In Wyoming, the average gas price as of Monday afternoon was $4.80 a gallon, down 1.2 cents from Sunday’s average, but up 54.6 cents from last month’s average, according to a GasBuddy price tracker. Compared to last year, average gas prices in the state are up almost $1.66, data shows.
In response to higher gas and diesel prices, Gov. Mark Gordon earlier this month announced the creation of a working group that will try to find solutions to address rising fuel costs. The working group includes members of the governor’s cabinet, citizens, lawmakers and representatives from the transportation and agricultural sectors.
“I’m committed to considering any and all possible ways, including tax reductions, to provide some quick relief for consumers,” Gordon said in a statement. “It is no secret that the Biden administration’s failed economic policies have directly contributed to inflation. Americans are experiencing the direct consequences of President Biden’s bungled energy policy – from the president’s 2020 executive order banning oil and gas leasing on federal lands, to its dogmatic insistence on regulation over innovation to address the issues we face today. Americans are hurting and need some relief.”
In Laramie, Justin Bradshaw, a 22-year-old Casper resident, spent $44 to fill his 2013 Chevy Malibu with eight gallons at a Sinclair gas station. He said he tries to carpool as much as possible and has cut back on camping and fishing trips in Laramie.
Bradshaw described the rising gas costs as an “avoidable downturn,” noting that he puts the blame squarely on the Biden administration for trying to shut down oil and gas.
“The solution isn’t going to be giving more people direct money or rebates on fuel or anything,” Bradshaw said. “It would be to put that money into creating things like pipelines they shut down. Maybe if they wanted to try and be innovative, they could come up with solutions for delivery and be more efficient with that.”
Outside a Conoco gas station in Rawlins, Angel Snyder said it will cost more than $300 for gas to travel to and from Cedaredge, Colorado, where she was visiting family. The 44-year-old Lovell resident, who was taking a smoke break Sunday before hitting the road again in a 2005 Cadillac Escalade EXT, said it takes about 10 or 11 hours one way to get to Cedaredge from her Wyoming home. Snyder, a kitchen manager at a Maverik gas station, often hears customers complain about gas prices.
“I know our prices haven’t even hit as high as some other places,” Snyder said. “I think it will hurt a lot of these businesses, though, just because it’s going to cut down on the tourists and everything.

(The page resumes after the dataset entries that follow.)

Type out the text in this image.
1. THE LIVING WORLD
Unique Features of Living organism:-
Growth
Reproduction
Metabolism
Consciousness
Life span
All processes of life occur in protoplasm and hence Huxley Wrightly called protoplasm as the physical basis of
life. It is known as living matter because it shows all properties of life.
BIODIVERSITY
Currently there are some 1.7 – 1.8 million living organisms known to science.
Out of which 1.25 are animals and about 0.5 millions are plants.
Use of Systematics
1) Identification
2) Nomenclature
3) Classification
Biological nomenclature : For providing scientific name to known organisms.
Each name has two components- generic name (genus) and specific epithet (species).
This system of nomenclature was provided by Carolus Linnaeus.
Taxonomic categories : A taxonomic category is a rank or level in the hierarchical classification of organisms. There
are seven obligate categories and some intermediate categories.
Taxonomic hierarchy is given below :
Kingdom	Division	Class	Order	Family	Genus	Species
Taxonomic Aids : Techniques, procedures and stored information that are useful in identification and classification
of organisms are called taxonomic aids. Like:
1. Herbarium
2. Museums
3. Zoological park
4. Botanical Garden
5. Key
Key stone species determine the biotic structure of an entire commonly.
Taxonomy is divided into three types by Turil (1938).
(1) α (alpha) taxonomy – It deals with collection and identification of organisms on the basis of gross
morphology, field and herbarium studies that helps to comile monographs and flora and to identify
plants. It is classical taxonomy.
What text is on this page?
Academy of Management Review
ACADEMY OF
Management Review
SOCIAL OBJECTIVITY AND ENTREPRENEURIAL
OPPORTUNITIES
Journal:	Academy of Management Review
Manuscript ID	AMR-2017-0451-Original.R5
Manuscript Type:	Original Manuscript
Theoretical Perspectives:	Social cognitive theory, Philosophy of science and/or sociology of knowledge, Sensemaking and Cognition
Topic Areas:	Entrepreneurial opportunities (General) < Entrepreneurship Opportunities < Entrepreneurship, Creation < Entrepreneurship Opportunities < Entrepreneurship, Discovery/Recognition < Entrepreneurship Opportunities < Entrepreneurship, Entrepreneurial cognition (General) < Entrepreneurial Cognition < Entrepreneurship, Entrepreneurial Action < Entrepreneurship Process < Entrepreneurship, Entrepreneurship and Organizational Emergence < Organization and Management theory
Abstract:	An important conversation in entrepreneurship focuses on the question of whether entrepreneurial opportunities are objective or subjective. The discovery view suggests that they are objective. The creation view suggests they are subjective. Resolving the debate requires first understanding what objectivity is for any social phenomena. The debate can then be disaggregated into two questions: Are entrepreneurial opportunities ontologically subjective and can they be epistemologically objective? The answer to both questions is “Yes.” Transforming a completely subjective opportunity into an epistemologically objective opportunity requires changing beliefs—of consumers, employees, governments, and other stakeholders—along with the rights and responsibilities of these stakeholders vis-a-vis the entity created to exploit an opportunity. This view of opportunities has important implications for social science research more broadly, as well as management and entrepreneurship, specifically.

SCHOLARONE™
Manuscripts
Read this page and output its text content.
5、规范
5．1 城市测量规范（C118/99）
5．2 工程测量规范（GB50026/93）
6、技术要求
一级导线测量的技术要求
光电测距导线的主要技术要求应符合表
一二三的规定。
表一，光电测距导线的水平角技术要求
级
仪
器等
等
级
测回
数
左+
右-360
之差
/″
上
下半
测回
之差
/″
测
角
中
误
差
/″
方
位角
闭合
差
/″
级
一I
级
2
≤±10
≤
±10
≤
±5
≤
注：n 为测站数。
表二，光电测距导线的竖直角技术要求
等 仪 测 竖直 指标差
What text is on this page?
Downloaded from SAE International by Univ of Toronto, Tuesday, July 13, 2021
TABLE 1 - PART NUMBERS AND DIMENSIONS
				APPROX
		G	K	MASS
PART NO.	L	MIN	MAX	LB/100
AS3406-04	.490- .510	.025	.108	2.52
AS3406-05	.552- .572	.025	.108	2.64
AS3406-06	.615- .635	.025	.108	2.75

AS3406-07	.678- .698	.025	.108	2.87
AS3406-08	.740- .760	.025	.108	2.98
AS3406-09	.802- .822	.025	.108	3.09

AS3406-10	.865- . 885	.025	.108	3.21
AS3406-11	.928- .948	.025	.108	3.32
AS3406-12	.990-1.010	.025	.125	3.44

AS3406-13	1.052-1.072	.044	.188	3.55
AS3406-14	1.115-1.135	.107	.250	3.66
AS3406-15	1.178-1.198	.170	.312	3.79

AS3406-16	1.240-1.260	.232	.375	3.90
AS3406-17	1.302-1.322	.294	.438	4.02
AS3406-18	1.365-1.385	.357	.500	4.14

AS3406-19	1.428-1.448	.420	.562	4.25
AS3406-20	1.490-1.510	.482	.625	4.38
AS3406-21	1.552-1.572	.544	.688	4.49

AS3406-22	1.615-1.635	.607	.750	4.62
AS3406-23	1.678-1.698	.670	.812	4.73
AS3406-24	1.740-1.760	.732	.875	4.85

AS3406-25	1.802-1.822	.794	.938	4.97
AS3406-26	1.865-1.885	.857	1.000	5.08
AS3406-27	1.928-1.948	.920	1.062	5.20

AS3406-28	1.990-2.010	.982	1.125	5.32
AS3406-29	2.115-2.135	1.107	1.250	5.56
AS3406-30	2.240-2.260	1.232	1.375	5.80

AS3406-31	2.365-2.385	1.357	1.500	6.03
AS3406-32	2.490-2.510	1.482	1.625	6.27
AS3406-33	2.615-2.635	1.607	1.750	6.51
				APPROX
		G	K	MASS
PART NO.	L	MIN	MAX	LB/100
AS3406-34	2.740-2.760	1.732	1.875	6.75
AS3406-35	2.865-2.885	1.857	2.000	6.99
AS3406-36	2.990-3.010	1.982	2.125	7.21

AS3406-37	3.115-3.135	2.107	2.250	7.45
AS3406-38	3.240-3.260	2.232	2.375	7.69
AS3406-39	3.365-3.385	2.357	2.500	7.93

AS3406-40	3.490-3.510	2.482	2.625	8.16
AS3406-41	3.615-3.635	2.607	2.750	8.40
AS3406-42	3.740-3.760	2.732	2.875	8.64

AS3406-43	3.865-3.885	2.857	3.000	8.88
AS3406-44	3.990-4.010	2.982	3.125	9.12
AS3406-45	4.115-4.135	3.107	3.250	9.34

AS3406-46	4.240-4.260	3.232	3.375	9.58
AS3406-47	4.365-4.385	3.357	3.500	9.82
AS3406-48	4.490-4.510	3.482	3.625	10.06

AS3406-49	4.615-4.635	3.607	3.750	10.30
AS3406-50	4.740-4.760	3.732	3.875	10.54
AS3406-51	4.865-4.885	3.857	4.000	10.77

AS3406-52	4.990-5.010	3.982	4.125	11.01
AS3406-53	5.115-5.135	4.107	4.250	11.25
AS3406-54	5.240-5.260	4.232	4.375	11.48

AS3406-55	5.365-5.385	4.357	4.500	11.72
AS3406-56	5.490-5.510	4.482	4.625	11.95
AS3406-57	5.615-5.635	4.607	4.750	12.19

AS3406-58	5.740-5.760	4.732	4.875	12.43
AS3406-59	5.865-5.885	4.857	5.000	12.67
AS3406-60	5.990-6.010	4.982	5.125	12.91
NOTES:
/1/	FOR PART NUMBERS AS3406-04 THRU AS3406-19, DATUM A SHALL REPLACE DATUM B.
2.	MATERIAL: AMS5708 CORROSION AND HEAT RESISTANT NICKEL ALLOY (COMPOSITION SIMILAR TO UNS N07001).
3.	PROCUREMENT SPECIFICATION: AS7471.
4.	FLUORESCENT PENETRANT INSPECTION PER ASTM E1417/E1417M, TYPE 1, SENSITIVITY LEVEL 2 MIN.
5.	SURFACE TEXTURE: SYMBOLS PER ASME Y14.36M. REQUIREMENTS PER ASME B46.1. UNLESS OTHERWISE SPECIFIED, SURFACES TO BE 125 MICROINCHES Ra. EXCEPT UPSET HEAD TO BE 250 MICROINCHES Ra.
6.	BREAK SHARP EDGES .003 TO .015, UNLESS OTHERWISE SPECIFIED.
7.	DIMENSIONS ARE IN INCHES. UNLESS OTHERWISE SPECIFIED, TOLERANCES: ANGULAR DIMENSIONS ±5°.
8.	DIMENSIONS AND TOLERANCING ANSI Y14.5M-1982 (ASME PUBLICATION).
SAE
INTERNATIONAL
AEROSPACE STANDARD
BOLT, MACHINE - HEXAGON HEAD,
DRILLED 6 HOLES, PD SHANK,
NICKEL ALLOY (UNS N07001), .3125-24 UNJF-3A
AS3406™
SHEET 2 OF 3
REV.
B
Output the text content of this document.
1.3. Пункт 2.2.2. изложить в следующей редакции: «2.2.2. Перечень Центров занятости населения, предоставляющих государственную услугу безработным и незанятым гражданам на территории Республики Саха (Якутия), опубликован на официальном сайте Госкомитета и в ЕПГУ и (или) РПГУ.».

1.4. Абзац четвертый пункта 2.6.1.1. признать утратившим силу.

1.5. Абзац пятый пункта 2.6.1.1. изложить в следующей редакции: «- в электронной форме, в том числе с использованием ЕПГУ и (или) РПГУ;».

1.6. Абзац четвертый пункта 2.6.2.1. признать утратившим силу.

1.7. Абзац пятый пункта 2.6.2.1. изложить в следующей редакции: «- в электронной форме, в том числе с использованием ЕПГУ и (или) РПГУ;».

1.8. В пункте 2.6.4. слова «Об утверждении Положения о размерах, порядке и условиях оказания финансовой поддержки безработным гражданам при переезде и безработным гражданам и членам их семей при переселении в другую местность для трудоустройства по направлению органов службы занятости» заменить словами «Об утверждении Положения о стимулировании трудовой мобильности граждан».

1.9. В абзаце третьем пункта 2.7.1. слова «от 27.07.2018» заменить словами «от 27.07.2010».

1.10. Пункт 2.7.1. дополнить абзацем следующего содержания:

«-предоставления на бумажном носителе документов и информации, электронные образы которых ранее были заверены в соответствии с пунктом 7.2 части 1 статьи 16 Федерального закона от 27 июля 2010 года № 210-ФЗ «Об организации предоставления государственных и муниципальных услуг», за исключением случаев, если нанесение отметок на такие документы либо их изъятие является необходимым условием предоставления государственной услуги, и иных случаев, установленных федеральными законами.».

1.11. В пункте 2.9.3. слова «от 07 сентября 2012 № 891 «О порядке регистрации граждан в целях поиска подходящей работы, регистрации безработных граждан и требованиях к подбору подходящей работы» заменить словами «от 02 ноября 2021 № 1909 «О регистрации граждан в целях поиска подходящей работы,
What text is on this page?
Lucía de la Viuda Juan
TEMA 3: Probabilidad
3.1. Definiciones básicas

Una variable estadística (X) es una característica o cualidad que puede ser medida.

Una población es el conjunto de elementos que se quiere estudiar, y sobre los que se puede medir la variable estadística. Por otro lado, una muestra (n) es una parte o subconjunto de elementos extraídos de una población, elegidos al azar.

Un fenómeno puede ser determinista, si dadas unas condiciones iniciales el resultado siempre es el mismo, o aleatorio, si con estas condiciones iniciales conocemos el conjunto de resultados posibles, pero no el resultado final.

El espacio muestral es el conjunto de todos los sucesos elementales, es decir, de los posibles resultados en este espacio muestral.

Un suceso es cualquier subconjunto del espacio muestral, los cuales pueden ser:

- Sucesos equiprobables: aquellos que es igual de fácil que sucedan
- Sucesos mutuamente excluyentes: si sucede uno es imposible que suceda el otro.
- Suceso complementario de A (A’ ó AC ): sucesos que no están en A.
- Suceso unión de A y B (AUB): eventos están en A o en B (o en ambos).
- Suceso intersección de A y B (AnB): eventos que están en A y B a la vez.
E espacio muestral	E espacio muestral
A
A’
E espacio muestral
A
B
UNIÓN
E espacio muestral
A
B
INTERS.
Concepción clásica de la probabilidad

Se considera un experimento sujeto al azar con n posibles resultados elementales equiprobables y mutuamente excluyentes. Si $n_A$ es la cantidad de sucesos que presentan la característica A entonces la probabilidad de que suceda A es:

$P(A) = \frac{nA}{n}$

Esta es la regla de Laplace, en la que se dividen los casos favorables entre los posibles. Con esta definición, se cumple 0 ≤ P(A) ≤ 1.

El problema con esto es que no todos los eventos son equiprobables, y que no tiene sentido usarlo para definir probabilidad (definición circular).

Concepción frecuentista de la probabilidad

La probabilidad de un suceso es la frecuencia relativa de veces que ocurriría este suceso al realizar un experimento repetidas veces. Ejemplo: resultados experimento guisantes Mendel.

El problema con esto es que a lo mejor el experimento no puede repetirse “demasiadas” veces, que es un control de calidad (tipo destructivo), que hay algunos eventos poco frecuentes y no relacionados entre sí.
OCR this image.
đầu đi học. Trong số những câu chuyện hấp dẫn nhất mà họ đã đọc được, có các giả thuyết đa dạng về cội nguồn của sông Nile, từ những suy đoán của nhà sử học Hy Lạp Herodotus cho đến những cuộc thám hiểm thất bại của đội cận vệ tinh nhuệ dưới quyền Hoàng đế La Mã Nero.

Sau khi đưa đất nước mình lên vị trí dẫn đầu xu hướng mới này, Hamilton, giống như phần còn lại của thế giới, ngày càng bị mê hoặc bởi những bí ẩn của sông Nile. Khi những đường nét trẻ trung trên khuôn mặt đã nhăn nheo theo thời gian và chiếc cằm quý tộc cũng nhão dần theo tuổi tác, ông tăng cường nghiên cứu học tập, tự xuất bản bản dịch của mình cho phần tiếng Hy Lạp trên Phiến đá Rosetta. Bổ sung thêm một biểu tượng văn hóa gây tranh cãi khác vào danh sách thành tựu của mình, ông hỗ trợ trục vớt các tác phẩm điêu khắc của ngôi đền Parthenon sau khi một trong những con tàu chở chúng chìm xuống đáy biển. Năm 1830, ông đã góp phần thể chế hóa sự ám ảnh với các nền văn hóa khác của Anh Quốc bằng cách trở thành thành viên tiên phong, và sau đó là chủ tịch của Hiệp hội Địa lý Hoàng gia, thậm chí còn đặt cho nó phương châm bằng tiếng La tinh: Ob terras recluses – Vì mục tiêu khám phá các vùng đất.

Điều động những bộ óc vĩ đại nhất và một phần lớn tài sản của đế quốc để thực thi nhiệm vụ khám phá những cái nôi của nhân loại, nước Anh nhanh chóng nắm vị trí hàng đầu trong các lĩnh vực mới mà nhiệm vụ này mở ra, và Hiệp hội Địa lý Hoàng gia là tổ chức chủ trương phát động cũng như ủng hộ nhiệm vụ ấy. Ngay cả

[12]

Nobody is going to want to spend that amount of money. So, I feel like it is going to hurt a lot of places, even if it’s not just hurting our pockets…Some of these smaller towns kind of depend on the tourists to come through.”
She added, “I hope we’re going to see it [prices] as high as it’s going to get and hopefully start dropping again pretty soon.”
Only time will tell what happens to gas prices in Wyoming and elsewhere in the U.S.
But to summarize Wyoming residents’ thoughts about the current fuel prices?
“They suck,” Martin said bluntly, before hopping back in his car for the return drive to Evanston, the rain pitter-pattering on his windshield as he pulled away from the gas pump.